# Thread: Can someone help me prove these two identities?

1. ## Can someone help me prove these two identities?

Can someone help me prove these two identities?

I have to prove these two identities and they're really giving me a hard time :/
I need to see all the steps taken.

1) sin^4 β - cos^4 β = 1 - 2cos^2 β

2) cos Φ/(1 + sinΦ) + (1 + sin Φ)/cos Φ = 2sec Φ

thank youuuu!

2. Originally Posted by dlngoal
Can someone help me prove these two identities?

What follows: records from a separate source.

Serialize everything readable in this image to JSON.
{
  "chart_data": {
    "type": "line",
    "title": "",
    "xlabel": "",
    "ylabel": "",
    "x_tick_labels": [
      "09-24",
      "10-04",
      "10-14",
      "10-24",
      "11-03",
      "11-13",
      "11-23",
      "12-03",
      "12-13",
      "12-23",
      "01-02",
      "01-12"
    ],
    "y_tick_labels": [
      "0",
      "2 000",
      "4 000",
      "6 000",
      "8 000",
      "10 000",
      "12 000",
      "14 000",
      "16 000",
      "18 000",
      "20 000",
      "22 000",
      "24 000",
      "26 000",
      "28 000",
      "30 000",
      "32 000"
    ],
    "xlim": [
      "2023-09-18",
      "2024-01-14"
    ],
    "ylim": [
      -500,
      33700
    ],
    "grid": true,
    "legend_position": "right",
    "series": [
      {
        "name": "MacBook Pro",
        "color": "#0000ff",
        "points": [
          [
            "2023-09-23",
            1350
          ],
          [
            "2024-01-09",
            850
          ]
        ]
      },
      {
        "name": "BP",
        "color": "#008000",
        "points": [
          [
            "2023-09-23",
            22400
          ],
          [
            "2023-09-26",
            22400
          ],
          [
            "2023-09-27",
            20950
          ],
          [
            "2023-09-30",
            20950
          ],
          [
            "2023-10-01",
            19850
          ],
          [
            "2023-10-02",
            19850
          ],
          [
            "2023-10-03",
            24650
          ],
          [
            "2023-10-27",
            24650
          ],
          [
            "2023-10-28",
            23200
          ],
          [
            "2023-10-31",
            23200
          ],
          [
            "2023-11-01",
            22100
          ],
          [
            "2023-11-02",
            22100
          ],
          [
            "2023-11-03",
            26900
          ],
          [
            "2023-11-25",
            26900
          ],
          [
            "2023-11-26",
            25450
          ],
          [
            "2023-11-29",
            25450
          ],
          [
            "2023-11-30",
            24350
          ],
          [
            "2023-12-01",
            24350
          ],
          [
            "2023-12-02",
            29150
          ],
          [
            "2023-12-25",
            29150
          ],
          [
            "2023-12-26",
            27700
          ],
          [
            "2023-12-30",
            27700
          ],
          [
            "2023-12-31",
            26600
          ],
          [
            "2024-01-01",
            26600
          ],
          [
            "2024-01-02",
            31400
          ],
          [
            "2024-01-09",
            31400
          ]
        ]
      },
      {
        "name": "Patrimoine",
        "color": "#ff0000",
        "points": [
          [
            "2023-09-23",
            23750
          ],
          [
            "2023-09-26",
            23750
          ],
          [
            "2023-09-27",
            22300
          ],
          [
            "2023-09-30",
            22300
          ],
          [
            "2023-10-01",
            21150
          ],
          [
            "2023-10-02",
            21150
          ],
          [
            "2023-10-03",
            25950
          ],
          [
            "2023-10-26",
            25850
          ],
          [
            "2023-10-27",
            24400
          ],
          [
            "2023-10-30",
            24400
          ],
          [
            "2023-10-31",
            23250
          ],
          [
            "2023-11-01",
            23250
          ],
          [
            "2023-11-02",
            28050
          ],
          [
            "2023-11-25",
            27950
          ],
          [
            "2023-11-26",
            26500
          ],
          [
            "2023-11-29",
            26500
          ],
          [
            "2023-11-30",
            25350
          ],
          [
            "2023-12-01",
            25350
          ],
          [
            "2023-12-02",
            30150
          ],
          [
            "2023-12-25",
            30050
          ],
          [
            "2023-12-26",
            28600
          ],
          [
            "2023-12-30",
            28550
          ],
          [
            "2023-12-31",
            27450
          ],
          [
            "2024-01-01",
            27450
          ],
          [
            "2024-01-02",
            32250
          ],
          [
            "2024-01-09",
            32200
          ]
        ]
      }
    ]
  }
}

I have to prove these two identities and they're really giving me a hard time :/
I need to see all the steps taken.

1) sin^4 β - cos^4 β = 1 - 2cos^2 β

2) cos Φ/(1 + sinΦ) + (1 + sin Φ)/cos Φ = 2sec Φ

thank youuuu!
For number 1 use the difference of two squares

$\displaystyle (\sin^2 \beta - \cos^2 \beta)(\sin^2 \beta + \cos^2 \beta)$

Use the Pythagorean identity to solve

3. Hello, dlngoal!

$\displaystyle 2)\;\;\frac{\cos\phi}{1 + \sin\phi} + \frac{1 + \sin\phi}{\cos\phi} \:=\: 2\sec\phi$

On the left side, multiply the first fraction by $\displaystyle \frac{1-\sin\phi}{1-\sin\phi}$

. . $\displaystyle \frac{\cos\phi}{1+\sin\phi}\cdot{\color{blue}\frac {1-\sin\phi}{1-\sin\phi}} + \frac{1+\sin\phi}{\cos\phi} \;\;=\;\;\frac{\cos\phi(1-\sin\phi)}{1-\sin^2\!\phi} + \frac{1+\sin\phi}{\cos\phi}$

. . . . $\displaystyle =\;\;\frac{\cos\phi(1-\sin\phi)}{\cos^2\!\phi} + \frac{1+\sin\phi}{\cos\phi} \;\;=\;\;\frac{1-\sin\phi}{\cos\phi} + \frac{1+\sin\phi}{\cos\phi}$

. . . . . $\displaystyle =\;\;\frac{1-\sin\phi + 1 + \sin\phi}{\cos\phi} \;\;=\;\;\frac{2}{\cos\phi} \;\;=\;\;2\sec\phi$

4. Thank you Soroban!

And e^(i*pi), I was told I had to use trigonometric identity formulas and i have to prove that, for number one,

sin^4 β - cos^4 β = 1 - 2cos^2 β

that the Left side and the right side are truly equal to each other. I still don't understand. :|

5. Originally Posted by dlngoal
Thank you Soroban!

And e^(i*pi), I was told I had to use trigonometric identity formulas and i have to prove that, for number one,

sin^4 β - cos^4 β = 1 - 2cos^2 β

that the Left side and the right side are truly equal to each other. I still don't understand. :|
The identity to use is $\displaystyle \sin^2 A + \cos^2 A = 1$

Using the difference of two squares:

$\displaystyle (\sin ^2 \beta - \cos^2 \beta)(\sin^2 \beta + \cos ^2 \beta) = \sin ^2 \beta - \cos ^2 \beta = (1-\cos^2 \beta) - \cos^2 \beta = 1-2\cos^2 \beta$

6. Originally Posted by dlngoal
Thank you Soroban!

And e^(i*pi), I was told I had to use trigonometric identity formulas and i have to prove that, for number one,

sin^4 β - cos^4 β = 1 - 2cos^2 β

that the Left side and the right side are truly equal to each other. I still don't understand. :|
Hi dlngoal:

I did this for you a few days ago. here's the link:

http://www.mathhelpforum.com/math-he...-identity.html